4924 km nous ont séparées pendant 4 mois. J'étais à Dakar au Sénégal et Lætitia était à Brouville en France.
Là-bas, je dessinais, je photographiais, j'écrivais, j'enregistrais, puis j'envoyais mes télégrammes.
Lætitia m'a répondu en poèmes, sur cette ville qu'elle découvrait au fil de ces notes.
La collaboration continue, toujours à distance. Le retour fait autant parti du voyage que le voyage lui-même.
"Soudoul gnibi touki dou nekh."

jeudi 3 avril 2014

à l'image de ses poteaux électriques

Ce matin, je suis partie tôt. J'ai quitté Yoff avec mes écouteurs sur les oreilles, Victor Démé en fond sonore, sa guitare, sa voix et son rythme apaisant pour me calmer. J'ai marché sur la plage, cette plage de Yoff dont je ne me lasserai jamais. Au loin, il n'y a plus d'horizon, la mosquée de Camberène flotte au dessus de la mer, qui ne fait qu'un avec ce ciel, terrain de jeux des éperviers et des avions. A chaque fois, je suis émerveillée, à chaque fois je reprends les mêmes photos. Mais cela n'a pas réussi à me calmer.
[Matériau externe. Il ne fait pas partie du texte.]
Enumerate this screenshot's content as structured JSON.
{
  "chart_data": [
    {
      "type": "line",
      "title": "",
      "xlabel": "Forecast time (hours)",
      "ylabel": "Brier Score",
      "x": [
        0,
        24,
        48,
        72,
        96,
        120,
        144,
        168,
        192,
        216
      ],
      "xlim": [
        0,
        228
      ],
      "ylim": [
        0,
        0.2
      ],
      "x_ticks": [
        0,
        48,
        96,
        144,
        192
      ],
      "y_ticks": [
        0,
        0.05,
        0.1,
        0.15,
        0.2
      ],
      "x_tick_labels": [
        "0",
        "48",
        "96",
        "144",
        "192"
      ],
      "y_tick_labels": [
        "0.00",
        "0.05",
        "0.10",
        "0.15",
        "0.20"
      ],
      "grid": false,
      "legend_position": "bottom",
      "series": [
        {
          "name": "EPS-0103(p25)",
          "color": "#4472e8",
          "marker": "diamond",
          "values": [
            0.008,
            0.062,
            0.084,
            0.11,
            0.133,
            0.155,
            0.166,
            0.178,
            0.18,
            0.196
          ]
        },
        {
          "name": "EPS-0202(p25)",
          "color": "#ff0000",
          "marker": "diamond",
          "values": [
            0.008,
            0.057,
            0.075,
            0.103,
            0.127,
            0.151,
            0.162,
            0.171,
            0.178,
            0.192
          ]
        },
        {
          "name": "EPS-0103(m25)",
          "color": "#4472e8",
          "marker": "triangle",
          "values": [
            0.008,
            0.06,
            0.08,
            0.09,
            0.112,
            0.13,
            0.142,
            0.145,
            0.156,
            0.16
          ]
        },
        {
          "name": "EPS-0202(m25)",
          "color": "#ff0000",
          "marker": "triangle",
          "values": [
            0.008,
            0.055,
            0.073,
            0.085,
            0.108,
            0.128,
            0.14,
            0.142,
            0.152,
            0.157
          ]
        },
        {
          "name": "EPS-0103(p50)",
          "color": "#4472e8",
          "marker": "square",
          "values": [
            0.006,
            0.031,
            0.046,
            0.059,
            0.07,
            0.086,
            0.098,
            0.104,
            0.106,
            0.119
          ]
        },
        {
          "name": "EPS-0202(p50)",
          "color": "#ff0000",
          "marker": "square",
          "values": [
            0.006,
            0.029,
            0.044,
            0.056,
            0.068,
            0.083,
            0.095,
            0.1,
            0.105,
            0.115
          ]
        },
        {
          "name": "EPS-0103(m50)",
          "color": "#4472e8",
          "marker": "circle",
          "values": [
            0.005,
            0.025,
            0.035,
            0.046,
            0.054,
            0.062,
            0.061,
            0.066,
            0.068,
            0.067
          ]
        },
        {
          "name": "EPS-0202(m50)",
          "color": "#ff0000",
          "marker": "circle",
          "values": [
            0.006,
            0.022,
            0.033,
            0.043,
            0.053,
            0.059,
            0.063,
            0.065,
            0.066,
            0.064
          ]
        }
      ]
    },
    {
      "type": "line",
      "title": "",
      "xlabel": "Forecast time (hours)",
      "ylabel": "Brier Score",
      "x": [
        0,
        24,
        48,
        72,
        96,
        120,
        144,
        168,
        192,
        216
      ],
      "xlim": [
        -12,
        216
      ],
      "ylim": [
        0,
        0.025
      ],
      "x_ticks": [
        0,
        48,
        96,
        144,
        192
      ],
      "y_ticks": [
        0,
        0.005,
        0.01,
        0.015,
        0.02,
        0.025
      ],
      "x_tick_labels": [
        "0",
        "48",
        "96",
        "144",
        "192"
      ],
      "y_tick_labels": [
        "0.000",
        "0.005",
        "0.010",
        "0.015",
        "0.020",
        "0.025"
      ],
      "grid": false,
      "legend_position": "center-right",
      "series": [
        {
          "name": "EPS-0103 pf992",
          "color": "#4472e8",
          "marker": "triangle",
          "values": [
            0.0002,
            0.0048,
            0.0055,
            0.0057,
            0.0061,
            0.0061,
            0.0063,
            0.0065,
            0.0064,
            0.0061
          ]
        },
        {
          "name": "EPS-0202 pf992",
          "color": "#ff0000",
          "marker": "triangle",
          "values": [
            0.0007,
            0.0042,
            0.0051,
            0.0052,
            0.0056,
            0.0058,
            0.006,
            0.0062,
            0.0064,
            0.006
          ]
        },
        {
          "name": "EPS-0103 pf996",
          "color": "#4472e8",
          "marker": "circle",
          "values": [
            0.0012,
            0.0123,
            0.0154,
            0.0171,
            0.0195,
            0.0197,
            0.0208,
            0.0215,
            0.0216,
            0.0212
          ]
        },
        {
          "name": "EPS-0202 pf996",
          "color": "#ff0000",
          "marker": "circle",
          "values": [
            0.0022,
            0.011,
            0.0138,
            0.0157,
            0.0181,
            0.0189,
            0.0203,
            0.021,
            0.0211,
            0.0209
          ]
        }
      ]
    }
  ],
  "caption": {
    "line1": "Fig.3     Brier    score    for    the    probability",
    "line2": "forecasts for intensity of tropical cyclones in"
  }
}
J'étais énervée, fatiguée par ce pays, fatiguée qu'on m'appelle la toubab, la blanche en wolof, à tout bout de champ, fatiguée qu'on ne pense qu'à me demander si je suis mariée (d'ailleurs j'ai décidé de l'être mais cela ne change pas grand chose), fatiguée que la plupart des relations humaines soient biaisées à cause de ma couleur de peau, de l'argent que j'ai soit-disant, de la possibilité de m'arnaquer, fatiguée de passer la moitié de mon temps à attendre, fatiguée.

Fatiguée de risquer de me faire écraser par un taxi ou percuter par une charrette, de me devoir me comprimer en 12 pour laisser passer quelqu'un dans le bus, de manquer de me casser la jambe parce que le bus redémarre alors que je suis entrain de descendre, de me faire doubler à la boutique parce qu'il faut jouer des coudes pour se faire servir. A c'est sur, au moins, ici, j'apprends à me faire entendre et à ce que personne ne me marche sur les pieds, et en wolof SVP!

Ce matin, dans le bus, j'ai croisé un aveugle. Comment être aveugle à Dakar... mais comment...
C'est risquer sa vie à chaque instant, il n'y a aucune ligne droite, aucun repère qu'il ne peut suivre, chaque chemin est semé d'embûches, de gravas, de sables, de trous, de moutons. Les trottoirs sont des espaces de travail pas de circulation. Marcher sur le trottoir? non, non, on est attiré irrémédiablement par la route, on ne marche que sur la route et à partir de 17h, à la médina, même sur la route il est difficile de marcher. Celle-ci se transforme en terrain de foot. 4 cailloux et le tour est joué. Mais le taxi arrivera à passer.

Hier, le bus a pris le rond point à l'envers, un autre a roulé sur la piste de terre à côté de la route, un autre s'est arrêté deux fois sur le trajet pour reprendre de l'essence à la pompe. Avant-hier, la fenêtre qui donne sur le patio est tombée dans la cour alors que j'essayais de la fermer à 23h. Elle est venue s'exploser un étage plus bas après avoir été légèrement ralentie par quelques fils à linge. Pendant la journée, la famille du rez-de-chaussée cuisine, lave, joue dans cette cour. On a frôlé le drame.


Ce matin, après avoir marché sur la plage, j'ai pris la route de la ville, j'ai vu encore au-dessus de moi ces poteaux électriques anarchiques, emmêlés, un tas de nœud impossible à dénouer, dangereux, où chacun vient comme il le souhaite se brancher, à l'arrache. Je crois que ce pays est à l'image de ces poteaux. Un tas de nœuds. En tout cas, je le vis comme cela en ce moment.